20 of the best book quotes from Jesse Oliver Aarons, Jr.
01
″‘Leslie, I swear – I’d go in there if I could.’ He really thought he would, too. ‘You ain’t scared of her, are you, Leslie?’ He didn’t mean it in a daring way, he was just dumbfounded by the idea of Leslie being scared.”
“Suddenly his mother let out a great shuddering sob. ‘O my God. O my God.’ She said it over and over, her head down on her arms. His father moved to put his arm around her awkwardly, but he didn’t take his eyes off Jess.”
“They had never been there in the dark. But there was enough moon for them to find their way into the castle, and he could tell her about his day in Washington. And apologize. It had been so dumb of him not to ask if Leslie could go, too.”
“The reaction didn’t seem to bother her. She stood there in front, her eyes saying, ‘OK, friends, here I am,’ in answer to their open-mouthed stares while Mrs. Myers fluttered about trying to figure where to put the extra desk.”

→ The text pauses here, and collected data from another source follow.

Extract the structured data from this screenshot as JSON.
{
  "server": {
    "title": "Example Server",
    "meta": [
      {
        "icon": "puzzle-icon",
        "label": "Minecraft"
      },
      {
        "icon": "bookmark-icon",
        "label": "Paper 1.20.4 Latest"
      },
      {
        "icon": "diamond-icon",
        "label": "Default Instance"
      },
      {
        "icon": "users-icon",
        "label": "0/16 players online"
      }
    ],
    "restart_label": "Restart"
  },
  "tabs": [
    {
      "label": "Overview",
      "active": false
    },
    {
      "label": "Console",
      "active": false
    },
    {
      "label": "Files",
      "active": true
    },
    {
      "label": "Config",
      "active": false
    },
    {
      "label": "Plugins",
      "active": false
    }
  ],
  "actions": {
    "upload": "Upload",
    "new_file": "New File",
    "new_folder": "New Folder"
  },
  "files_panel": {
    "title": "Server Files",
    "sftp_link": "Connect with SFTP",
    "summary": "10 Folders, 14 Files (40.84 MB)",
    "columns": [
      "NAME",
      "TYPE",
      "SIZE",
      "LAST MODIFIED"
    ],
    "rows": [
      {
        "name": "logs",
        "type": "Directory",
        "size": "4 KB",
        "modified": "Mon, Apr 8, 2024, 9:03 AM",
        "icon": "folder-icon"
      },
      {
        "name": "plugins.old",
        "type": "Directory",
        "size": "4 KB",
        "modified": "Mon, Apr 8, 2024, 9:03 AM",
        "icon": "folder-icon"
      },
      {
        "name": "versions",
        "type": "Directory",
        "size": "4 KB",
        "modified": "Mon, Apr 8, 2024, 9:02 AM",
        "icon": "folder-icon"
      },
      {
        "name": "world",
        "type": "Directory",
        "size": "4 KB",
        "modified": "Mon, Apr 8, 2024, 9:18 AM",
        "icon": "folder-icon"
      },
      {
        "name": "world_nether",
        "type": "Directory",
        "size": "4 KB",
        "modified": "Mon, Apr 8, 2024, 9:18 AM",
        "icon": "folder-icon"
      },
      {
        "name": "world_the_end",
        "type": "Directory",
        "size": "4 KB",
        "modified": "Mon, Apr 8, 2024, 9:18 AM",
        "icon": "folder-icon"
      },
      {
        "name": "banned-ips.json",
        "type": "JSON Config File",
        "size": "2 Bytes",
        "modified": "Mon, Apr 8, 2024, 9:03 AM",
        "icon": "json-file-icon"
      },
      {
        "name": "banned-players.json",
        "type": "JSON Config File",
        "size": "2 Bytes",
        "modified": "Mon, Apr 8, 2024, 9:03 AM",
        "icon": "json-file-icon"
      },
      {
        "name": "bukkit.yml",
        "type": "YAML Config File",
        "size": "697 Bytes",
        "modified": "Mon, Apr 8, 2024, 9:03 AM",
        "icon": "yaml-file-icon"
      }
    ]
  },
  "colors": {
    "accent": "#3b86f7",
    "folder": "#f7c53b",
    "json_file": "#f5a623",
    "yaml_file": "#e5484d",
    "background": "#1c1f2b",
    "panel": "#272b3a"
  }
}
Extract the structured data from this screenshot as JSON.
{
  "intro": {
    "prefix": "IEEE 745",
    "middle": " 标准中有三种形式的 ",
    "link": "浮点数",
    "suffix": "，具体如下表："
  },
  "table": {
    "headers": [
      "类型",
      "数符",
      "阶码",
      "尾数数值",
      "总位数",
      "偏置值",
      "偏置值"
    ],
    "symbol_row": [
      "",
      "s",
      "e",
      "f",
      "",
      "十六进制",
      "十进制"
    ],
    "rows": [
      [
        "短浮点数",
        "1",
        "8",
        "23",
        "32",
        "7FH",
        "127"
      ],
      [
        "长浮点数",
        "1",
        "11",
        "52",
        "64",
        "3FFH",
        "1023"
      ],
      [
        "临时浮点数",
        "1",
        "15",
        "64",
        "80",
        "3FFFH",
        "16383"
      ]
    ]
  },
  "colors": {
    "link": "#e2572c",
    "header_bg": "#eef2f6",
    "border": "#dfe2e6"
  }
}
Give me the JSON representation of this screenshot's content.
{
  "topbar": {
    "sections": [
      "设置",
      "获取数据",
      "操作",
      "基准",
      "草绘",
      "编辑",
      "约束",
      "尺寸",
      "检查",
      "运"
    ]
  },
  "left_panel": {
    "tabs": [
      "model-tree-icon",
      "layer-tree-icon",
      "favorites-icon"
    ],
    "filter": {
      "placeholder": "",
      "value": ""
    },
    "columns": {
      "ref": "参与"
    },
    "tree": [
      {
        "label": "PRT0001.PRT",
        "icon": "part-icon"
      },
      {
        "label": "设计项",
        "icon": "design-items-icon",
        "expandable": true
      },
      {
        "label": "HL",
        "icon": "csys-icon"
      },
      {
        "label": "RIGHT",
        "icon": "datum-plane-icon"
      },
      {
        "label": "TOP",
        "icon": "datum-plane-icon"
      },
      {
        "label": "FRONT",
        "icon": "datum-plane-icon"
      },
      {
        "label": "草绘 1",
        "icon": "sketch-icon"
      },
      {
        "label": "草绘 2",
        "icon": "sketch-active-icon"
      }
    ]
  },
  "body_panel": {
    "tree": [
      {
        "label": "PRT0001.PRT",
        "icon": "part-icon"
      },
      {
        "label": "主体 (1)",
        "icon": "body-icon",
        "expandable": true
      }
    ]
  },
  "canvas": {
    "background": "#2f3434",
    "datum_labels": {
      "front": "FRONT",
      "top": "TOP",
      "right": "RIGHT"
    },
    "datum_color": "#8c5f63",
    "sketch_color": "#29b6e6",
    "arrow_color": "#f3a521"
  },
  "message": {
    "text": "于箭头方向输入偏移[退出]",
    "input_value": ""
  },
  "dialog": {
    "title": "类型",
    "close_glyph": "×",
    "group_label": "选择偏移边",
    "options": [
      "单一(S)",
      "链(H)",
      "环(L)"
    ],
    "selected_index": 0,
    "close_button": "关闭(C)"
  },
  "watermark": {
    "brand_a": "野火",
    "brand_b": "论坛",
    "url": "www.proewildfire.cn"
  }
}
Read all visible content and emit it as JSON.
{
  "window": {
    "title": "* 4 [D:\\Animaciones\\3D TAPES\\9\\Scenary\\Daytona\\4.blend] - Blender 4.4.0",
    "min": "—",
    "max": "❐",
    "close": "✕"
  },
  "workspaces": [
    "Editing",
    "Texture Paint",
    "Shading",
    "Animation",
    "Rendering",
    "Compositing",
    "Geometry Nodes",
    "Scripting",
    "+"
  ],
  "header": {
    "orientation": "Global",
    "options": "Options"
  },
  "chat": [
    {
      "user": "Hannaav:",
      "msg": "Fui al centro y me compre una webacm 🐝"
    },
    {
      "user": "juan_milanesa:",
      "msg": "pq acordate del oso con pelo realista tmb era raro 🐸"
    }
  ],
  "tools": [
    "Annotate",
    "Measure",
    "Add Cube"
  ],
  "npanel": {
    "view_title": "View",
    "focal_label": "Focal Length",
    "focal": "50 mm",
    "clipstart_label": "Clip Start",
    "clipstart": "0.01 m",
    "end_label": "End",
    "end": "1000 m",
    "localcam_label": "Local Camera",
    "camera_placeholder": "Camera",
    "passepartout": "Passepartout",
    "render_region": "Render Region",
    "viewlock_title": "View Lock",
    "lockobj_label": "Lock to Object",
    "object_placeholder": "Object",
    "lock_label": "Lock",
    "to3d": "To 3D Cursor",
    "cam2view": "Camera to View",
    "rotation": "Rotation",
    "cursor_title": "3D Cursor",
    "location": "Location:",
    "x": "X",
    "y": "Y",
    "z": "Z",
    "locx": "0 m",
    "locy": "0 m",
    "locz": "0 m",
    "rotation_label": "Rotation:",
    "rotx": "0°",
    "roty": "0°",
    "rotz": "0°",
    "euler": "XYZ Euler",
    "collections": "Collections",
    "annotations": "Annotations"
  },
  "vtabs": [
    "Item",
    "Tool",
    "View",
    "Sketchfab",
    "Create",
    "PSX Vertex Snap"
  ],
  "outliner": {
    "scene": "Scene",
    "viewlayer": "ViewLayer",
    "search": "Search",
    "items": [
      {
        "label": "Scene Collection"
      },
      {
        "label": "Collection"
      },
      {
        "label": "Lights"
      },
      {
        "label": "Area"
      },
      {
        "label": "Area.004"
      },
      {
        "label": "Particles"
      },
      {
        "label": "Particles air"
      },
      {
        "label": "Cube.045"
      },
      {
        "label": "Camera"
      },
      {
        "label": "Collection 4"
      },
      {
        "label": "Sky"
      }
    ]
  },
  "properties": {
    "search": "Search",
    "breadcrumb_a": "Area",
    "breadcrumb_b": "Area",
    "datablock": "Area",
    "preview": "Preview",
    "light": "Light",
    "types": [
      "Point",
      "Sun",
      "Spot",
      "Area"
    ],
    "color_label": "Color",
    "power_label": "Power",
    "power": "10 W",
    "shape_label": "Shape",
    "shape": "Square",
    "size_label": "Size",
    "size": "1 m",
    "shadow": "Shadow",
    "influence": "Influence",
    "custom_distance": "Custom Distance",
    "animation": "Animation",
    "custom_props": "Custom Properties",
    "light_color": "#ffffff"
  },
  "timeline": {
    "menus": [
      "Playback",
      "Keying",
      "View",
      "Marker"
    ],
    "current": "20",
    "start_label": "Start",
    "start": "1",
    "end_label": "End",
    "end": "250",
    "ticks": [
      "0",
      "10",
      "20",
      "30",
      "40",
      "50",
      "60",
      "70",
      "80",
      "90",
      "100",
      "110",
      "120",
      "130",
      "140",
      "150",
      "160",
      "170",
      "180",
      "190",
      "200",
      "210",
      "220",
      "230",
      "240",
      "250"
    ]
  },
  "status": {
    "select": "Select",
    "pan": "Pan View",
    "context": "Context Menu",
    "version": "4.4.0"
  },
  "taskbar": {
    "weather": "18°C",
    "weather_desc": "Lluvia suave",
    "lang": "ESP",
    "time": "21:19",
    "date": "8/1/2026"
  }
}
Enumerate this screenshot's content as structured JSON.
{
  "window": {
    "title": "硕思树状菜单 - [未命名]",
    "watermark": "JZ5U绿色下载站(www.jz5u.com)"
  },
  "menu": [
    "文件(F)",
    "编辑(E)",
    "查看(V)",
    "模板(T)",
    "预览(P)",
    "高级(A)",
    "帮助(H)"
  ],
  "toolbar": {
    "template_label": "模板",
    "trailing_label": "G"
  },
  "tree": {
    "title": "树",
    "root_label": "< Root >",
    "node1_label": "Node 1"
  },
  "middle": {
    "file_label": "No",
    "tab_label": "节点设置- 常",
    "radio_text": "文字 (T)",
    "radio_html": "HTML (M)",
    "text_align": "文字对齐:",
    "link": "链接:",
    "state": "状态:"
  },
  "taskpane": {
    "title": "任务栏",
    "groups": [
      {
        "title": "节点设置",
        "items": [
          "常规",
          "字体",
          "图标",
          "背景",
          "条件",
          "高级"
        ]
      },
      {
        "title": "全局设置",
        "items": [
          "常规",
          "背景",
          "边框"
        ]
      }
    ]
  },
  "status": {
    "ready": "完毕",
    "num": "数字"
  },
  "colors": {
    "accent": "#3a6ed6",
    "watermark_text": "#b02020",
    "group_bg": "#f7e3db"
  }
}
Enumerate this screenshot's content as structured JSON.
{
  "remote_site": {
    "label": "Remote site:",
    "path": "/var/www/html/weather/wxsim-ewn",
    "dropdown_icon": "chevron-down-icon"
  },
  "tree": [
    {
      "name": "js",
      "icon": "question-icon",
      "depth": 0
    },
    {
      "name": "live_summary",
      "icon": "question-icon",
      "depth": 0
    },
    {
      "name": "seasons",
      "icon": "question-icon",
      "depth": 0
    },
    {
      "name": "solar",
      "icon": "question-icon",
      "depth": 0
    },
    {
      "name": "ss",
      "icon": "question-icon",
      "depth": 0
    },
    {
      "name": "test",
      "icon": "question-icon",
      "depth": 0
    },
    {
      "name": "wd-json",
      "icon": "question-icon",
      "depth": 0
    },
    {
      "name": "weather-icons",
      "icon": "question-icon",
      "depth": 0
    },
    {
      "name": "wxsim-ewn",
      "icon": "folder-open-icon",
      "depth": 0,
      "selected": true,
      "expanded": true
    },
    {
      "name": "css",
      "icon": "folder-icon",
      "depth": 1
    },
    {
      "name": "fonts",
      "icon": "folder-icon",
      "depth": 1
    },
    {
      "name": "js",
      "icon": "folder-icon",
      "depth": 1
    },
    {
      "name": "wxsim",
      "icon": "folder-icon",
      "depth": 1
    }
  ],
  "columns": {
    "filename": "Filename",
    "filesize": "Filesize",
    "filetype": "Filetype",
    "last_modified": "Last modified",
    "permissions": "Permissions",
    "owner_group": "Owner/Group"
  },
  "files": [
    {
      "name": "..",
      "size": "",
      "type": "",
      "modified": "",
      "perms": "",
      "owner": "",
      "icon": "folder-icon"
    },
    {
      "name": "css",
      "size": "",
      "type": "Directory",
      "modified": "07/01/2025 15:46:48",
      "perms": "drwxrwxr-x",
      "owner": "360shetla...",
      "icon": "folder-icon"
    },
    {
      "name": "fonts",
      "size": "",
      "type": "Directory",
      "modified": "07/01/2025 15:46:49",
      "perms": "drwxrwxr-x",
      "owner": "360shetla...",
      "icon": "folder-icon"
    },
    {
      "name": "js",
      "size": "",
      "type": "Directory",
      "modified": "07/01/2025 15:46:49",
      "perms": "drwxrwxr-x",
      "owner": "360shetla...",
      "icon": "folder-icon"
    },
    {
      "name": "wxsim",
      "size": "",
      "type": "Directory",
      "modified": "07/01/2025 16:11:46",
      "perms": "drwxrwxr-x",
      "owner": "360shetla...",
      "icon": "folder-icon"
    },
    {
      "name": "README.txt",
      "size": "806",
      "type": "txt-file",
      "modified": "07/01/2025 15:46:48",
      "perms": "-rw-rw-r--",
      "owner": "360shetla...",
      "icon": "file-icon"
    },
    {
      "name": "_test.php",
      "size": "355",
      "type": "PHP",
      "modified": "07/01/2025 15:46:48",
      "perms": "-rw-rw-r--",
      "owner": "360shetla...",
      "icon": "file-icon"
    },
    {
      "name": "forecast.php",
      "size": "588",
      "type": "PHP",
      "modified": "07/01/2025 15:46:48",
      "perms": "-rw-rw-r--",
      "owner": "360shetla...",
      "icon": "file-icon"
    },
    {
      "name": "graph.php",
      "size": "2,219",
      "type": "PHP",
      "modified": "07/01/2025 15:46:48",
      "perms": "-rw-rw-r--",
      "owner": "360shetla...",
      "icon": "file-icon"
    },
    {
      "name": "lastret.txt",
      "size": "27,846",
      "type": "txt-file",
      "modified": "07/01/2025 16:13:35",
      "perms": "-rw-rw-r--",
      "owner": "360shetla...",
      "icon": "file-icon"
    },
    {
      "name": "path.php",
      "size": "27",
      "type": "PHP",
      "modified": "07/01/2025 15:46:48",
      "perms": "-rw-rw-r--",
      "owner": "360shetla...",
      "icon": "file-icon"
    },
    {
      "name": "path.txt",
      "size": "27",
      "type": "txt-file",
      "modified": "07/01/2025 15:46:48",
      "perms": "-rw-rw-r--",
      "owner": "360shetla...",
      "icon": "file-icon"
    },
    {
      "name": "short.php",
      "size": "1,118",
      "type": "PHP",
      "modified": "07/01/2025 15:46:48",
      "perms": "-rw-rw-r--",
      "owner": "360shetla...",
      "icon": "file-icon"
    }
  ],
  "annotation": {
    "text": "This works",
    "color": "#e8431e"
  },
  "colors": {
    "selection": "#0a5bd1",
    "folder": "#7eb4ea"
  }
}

“For the first time in his life he got up every morning with something to look forward to. Leslie was more than his friend. She was his other, more exciting self – his way to Terabithia and all the worlds beyond.”
″‘He believed her because here in the shadowy light of the stronghold everything seemed possible. Between the two of them they owned the world and no enemy, Gary Fulcher, Wanda Kay Moore, Janice Avery, Jess’s own fears and insufficiencies, nor any of the foes whom Leslie imagined attacking Terabithia, could ever really defeat them.‘”
“He would like to show his drawings to his dad, but he didn’t dare. When he was in first grade, he had told his dad that he wanted to be an artist when he grew up. He’d thought his dad would be pleased. He wasn’t.”
“There in their secret place, his feelings bubbled inside him like a stew on the back of the stove--some sad for her in her lonesomeness, but chunks of happiness, too. To be able to be Leslie’s one whole friend in the world as she was his – he couldn’t help being satisfied about that.”
″‘She loved you, you know.’ He could tell from Bill’s voice that he was crying. ‘She told me once that if it weren’t for you…’ His voice broke completely. ‘Thank you,’ he said a moment later. ‘Thank you for being such a wonderful friend to her.‘”
“His father sat down on the dirt beside him...He was crying now, crying so hard he could barely breathe. His father pulled Jess over on his lap as if he were Joyce Ann. ‘There. There,” he said, patting his head. ‘Shhh. Shhh.‘”
“She was scraping at the mud on her bare legs. ‘I just wanted to find you, so you wouldn’t be so lonesome.’ She hung her head. ‘But I got too scared.‘”
“She had tricked him. She had made him leave his old self behind and come into her world, and then before he was really at home in it but too late to go back, she had left him stranded there – like an astronaut wandering about on the moon. Alone.”
“Now it was time for him to move out. She wasn’t there, so he must go for both of them. It was up to him to pay back to the world in beauty and caring what Leslie had loaned him in vision and strength. ‘As for the terrors ahead—for he did not fool himself that they were all behind him—well, you just have to stand up to your fear and not let it squeeze you white. Right, Leslie?’ ‘Right.‘”
“Jess drew the way some people drank whiskey. The peace would start at the top of his muddled brain and seep down through his tired and tensed-up body. Lord, he loved to draw.”
“He screamed something without words and flung the papers and paints into the dirty brown water… He watched them all disappear. Gradually his breath quieted, and his heart slowed from its wild pace. The ground was still muddy from the rains, but he sat down anyway. There was nowhere to go. Nowhere. Ever again. He put his head down on one knee.”
“It was Leslie who had taken him from the cow pasture into Terabithia and turned him into a king. He had thought that was it. Wasn’t king the best you could be? Now it occurred to him that perhaps Terabithia was like a castle where you came to be knighted. After you stayed for a while and grew strong you had to move on.”
“Terabithia was their secret, which was a good thing, for how could Jess have ever explained it to an outsider? Just walking down the hill toward the woods made something warm and liquid steal through his body.”
“It wasn’t so much that he minded telling Leslie that he was afraid to go; it was that he minded being afraid. It was as though he had been made with a great piece missing… Lord, it would be better to be born without an arm than to go through life with no guts.”